The informal negotiations should result in a regulation laying down the MFF, for which parliament’s consent is required, as well as an inter-institutional agreement between Parliament, the Council and the Commission. Parliament is negotiating the legal bases for the various EU programmes in parallel, but for these, Parliament and the Council decide on the basis of co-decision.

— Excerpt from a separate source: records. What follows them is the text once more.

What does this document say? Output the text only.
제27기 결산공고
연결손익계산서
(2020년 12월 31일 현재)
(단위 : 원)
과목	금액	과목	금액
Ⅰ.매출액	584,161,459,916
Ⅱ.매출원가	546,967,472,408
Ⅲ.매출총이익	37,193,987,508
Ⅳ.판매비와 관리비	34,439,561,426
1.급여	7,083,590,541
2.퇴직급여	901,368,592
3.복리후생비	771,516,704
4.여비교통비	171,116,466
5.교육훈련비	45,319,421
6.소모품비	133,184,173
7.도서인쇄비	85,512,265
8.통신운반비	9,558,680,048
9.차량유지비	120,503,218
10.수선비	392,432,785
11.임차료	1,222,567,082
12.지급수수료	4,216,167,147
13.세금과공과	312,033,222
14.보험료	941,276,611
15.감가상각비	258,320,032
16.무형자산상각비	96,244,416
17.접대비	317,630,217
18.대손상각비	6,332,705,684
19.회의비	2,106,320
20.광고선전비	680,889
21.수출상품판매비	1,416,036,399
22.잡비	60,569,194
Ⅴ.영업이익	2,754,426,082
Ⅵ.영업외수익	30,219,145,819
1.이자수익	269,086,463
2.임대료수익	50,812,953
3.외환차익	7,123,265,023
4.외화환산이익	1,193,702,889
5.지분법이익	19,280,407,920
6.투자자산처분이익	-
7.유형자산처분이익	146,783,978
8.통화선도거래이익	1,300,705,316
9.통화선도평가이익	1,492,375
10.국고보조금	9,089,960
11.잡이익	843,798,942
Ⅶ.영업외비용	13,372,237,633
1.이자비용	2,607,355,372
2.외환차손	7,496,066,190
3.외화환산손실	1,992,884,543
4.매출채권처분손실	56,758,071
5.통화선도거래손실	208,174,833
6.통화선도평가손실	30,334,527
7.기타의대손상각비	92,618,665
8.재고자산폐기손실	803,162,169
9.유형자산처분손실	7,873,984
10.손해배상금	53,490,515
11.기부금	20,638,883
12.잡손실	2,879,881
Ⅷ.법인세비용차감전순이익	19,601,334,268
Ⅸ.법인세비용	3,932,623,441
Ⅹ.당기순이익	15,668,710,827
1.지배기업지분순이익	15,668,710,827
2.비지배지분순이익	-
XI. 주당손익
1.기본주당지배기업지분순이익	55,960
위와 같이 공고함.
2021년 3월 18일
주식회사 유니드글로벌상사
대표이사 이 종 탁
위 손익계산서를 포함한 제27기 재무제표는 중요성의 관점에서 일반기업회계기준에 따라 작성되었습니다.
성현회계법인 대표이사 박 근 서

If there is no agreement by the start of 2014, the MFF ceilings from 2013, adjusted for inflation, will apply.The deal was reached by EU leaders in February at their second attempt, after a battle between countries which wanted their EU contributions to fall in line with national austerity cuts, and others which wanted to see EU spending maintained or boosted.Many MEPs, along with the European Commission, fell into the second category.“Today’s vote is a clear indication that the European Parliament has accepted the responsibilities given to it by the treaties and will fight for an improved budget for the EU,” said the leader of the Socialist grouping in the chamber, Hannes Swoboda, on Wednesday, according to the BBC. The MEPs are also calling for a mid-term review of the budget, to give newly-elected MEPs and the next European Commission a say after the European elections next year. The resolution says parliament rejects the Council’s conclusions on the MFF and believes the Council has ignored parliament’s new powers in budgetary policy, acquired under the Lisbon Treaty.  However, the resolution does not explicitly reject the 3.3% cut agreed by the Council at its marathon Brussels summit last month. The European Conservatives and Reformists group, which includes the UK Conservatives, put forward its own resolution, saying it accepted the budget ceilings set by the Council, as “a pragmatic and realistic response to difficult fiscal and economic conditions”, but this was rejected.